Thursday, April 17, 2008

Democratic Debate?

I watched Sen. Obama debate Sen. Clinton last night. At least for a while, until I couldn't take it any more. I was shocked to see the debate moderators spend so much time on such insanely mundane topics. Pastors? Elitism? Flag pins? Really? What a load of horse manure.

I've been in many debates--I enjoyed a career of it in high school (my partner and I won our state debate tournament). So I can safely tell you that what I saw was not a debate. It was... I don't know. A side show? Something designed to debase both candidates?

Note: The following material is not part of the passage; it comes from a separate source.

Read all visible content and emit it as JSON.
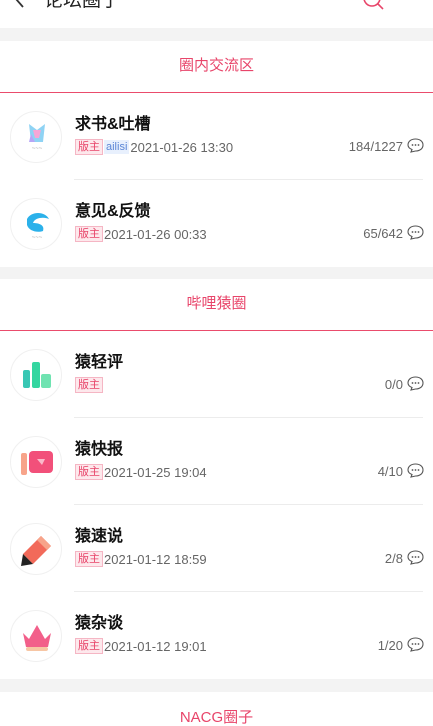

However, I was heartened to see Obama repeatedly but respectfully "scold" the moderators for the manufactured issues they seemed most interested in dwelling on. Obama attempted to wrench the debate back to issues of significance (while Sen. Clinton seemed all to willing to stick with the minutia, to my great and real disappointment).

Even in such a ludicrous format, Obama showed himself to be a leader. Let's get this man elected and move forward saving this country, shall we?

3 comments:

Jeff LaSala said...

I'm really not one for vulgar humor...but your post made me think of this article from The Onion's video series:

http://tinyurl.com/2e2qgl

You might appreciate it, Bruce. :)

Anonymous said...

Do you think the spat between Clinton & Obama, and their camps, will degrade the Democratic nominee's ability to wage a solid campaign in the fall? It seems like the current climate on the left is so muddled... I hope they can pull it together so people have a real choice in December.

Bruce Cordell said...

Jeff, I'll check that out ;-).

Ed, Yes, I'm afraid that Clinton's campaign will have fomented so much dislike for Obama among her supporters that some of the will not support him when he gets the nomination. And if she were to get the nomination, some Obama supporters could be so pissed at the way her campaign went dirty instead of talking to the issues that they'll simply not vote.

I hope that whoever loses the nomination goes WAY out of their way to make redress so this doesn't become an actual issue.